İngilizce öğrenme deneyiminiz bir not defterinde veya bilgisayarınızdaki veya cep telefonunuzdaki bir dosyada yer alabilir. Yeni, önemli bir kelime öğrendiğinizde günlüğünüze bir tanım ve bir örnek ekleyin. İngilizce yazma konusunda daha fazla pratik yapmak istiyorsanız, diğer deneyimler hakkında da yazabilirsiniz.

Bazı yazma becerilerini öğrenmenin yanı sıra, bunun gibi bir günlük, yeni kelimeleri pekiştirmek için harika bir yoldur. Yaygın bir inanışa göre, bir kelimenin anlaşılması ve akılda tutulması için bağlam içinde üç kez kullanılması gerekir. Günlük tutmak yardımcı olabilir.

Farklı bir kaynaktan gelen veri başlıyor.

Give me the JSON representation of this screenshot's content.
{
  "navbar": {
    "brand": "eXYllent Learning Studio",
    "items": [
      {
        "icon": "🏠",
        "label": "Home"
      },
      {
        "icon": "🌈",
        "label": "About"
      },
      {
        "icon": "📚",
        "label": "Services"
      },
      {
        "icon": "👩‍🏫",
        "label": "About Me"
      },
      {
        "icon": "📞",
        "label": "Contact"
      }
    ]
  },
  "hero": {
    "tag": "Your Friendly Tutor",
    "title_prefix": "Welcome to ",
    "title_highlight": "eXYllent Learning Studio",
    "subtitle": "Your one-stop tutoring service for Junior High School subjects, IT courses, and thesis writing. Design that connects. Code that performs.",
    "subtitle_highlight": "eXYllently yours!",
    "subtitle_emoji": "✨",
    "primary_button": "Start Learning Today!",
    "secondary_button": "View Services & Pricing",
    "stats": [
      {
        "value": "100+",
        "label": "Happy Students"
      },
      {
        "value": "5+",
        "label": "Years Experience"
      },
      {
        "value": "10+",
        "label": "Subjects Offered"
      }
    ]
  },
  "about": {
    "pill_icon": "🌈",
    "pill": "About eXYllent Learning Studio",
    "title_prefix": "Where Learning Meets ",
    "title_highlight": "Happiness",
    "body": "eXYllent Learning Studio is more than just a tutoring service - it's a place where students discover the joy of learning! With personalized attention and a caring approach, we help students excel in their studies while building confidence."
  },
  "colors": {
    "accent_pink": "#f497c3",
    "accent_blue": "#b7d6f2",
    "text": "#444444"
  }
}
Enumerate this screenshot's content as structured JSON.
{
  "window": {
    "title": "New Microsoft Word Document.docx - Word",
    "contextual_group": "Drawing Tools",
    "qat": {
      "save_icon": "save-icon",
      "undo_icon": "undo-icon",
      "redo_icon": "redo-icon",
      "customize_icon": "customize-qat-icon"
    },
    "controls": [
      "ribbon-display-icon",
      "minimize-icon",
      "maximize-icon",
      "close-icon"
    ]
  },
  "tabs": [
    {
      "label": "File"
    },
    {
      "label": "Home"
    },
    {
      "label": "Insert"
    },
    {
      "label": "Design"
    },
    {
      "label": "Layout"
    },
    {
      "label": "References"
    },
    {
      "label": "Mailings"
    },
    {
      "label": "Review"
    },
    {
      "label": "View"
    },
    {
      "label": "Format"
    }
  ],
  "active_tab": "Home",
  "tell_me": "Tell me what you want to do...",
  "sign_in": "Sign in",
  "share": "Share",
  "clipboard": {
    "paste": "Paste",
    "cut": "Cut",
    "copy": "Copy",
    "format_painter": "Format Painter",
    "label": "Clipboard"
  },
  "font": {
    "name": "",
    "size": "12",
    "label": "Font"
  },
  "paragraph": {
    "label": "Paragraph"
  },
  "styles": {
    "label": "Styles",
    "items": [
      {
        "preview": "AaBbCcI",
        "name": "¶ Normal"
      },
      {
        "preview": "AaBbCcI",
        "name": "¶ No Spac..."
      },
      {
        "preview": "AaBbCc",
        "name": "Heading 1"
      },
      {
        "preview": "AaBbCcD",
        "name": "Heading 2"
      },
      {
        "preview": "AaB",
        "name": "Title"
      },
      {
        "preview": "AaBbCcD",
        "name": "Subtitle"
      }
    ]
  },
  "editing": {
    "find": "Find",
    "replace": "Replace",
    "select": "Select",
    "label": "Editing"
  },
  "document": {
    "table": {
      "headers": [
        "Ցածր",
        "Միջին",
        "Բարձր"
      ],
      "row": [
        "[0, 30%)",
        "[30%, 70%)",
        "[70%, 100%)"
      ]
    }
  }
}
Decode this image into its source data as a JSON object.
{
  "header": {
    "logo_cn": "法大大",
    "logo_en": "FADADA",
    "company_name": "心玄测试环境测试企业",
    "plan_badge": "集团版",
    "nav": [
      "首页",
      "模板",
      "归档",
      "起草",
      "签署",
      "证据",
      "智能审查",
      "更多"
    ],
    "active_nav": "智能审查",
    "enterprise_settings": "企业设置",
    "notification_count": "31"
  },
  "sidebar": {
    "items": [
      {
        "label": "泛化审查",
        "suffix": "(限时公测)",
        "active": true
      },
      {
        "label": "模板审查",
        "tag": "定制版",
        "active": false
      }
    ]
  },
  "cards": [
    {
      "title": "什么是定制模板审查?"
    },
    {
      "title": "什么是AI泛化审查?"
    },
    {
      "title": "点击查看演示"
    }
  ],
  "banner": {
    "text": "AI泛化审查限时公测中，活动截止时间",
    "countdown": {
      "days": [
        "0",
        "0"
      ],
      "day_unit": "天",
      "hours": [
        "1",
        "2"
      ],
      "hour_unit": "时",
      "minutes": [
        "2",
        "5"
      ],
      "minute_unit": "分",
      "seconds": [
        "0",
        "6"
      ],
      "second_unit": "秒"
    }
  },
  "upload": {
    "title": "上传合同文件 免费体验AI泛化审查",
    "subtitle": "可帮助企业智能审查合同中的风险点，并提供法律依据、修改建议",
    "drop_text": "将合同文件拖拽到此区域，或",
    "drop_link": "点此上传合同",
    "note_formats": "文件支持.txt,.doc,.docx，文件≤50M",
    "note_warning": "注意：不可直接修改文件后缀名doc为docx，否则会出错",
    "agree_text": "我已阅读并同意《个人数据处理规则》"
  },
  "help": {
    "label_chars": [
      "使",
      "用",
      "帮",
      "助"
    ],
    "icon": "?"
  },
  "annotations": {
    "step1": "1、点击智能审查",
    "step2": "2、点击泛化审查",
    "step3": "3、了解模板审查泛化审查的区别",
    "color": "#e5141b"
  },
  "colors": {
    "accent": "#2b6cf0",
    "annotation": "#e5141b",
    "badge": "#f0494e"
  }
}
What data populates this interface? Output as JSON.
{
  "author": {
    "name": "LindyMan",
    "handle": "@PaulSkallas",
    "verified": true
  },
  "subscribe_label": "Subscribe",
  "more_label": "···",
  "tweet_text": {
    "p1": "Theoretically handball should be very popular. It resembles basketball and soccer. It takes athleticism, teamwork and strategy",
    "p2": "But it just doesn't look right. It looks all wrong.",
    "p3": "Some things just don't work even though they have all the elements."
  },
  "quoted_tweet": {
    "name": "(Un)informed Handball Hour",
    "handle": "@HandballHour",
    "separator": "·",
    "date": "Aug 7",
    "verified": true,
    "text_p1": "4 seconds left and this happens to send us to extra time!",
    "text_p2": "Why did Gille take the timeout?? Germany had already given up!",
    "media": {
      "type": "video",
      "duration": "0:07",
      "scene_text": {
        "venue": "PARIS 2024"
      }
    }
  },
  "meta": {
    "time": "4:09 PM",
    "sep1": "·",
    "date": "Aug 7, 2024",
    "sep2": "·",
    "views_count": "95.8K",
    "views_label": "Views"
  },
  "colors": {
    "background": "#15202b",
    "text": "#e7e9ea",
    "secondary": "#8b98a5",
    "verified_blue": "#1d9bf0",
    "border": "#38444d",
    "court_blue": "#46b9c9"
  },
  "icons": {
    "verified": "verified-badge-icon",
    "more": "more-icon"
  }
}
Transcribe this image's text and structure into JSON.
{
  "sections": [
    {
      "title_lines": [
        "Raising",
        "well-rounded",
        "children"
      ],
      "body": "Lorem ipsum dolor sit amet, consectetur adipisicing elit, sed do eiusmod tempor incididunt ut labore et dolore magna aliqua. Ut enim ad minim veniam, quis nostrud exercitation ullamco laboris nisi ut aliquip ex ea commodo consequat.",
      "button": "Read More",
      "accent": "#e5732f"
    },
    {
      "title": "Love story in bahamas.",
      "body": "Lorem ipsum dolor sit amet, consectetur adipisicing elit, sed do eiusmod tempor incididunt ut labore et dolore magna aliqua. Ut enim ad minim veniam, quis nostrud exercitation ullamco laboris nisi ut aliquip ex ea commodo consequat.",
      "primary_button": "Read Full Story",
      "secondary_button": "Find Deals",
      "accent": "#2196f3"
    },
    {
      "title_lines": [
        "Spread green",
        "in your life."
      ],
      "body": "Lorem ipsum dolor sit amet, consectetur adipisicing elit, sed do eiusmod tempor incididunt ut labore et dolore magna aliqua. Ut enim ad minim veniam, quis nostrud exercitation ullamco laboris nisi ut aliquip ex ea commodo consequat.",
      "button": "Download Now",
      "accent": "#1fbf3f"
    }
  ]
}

Ek olarak, eski girişlerinizi gözden geçirerek ne kadar ilerlediğinizi görebilir ve o zamanlar ne kadar bildiğinize kıyasla bugün ne kadar bildiğinize şaşıracaksınız!

Aishwar Babber

Aishwar Babber tutkulu bir blogcu ve dijital pazarlamacıdır. En son teknoloji ve gadget'lar hakkında konuşmayı ve blog yazmayı sever, bu da onu koşmaya motive eder GizmoBase. Şu anda dijital pazarlama, SEO ve SMO uzmanlığını çeşitli projelerde tam zamanlı pazarlamacı olarak uyguluyor. O aktif bir yatırımcıdır. Satış OrtağıBay ve ImageStation'da bir yönetmen.